Creative Commons isn't one license, it's six. There's a handful of clauses that can be mixed and matched to form a license:

* BY: Attribution requirement, every CC license has this

* SA: Share-alike, aka "copyleft", RMS-style "virality"[0] but without a source code requirement since that is impractical outside of software.

* NC: NonCommercial, license only covers not-for-profit usecases and filesharing

* ND: License does not allow derivative works

These can be combined like so:

* CC-BY

* CC-BY-SA <- This one was used by StackOverflow!

* CC-BY-ND

* CC-BY-NC

* CC-BY-NC-SA

* CC-BY-NC-ND

Only the first two are "RMS compatible" licenses.
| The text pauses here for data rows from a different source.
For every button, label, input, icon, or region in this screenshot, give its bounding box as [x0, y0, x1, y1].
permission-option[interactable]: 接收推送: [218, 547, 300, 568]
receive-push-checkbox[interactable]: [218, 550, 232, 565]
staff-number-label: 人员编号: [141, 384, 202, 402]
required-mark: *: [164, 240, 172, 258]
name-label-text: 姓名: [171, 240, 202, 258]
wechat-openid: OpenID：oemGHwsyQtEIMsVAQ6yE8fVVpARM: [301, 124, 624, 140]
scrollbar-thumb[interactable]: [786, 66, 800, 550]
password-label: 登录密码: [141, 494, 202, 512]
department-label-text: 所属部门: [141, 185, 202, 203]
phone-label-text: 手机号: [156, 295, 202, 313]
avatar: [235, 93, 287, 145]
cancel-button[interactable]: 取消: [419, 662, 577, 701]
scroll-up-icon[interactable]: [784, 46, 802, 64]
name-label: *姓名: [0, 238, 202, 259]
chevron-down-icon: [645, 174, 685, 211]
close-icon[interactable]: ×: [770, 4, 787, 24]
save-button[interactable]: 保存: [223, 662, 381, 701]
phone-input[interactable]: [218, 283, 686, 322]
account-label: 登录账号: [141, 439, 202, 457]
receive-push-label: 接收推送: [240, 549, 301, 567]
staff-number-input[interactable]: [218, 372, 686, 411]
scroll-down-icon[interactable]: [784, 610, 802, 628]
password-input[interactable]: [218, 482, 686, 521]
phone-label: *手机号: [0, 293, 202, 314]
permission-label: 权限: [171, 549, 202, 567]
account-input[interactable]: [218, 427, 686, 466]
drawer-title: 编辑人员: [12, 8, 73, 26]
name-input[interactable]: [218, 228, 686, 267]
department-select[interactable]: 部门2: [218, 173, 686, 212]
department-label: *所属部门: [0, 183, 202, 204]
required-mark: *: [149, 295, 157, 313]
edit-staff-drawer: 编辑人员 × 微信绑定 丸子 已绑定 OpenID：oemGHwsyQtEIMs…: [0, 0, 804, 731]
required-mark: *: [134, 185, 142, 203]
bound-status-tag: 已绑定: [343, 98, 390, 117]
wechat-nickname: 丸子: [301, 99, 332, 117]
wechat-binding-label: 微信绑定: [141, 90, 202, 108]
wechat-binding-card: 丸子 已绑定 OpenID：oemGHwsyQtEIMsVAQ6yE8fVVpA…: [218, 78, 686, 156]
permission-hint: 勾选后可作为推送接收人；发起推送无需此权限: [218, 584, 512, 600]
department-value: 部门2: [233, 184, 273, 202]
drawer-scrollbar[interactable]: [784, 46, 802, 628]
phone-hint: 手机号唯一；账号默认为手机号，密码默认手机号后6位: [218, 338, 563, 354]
[0] Copyright is already viral, share-alike/copyleft clauses just patch the virus to attack itself. It's the "treating your leukemia with HIV" of licensing.


> without a source code requirement since that is impractical outside of software.

Preferred form for editing is practical for any content that is edited in digital form; if it is impractical at all, its for works where editing is done to some non-digital artifact which is then digitized, and where the norm for further modifications would be the same, and where the digital form is itself not renderable back into the artifact. But I can't think of any real examples.


Thank you!


That's how I, NAL, read "share-alike": derivative work needs to be shared again instead of walled off.


In which case they can't stop people using the outputs of their LLMs to create new ones. But I guess it'll need to be decided in court, and their plan is to achieve dominance (or enough of a lead to guarantee it, which is the same thing) before others start trying.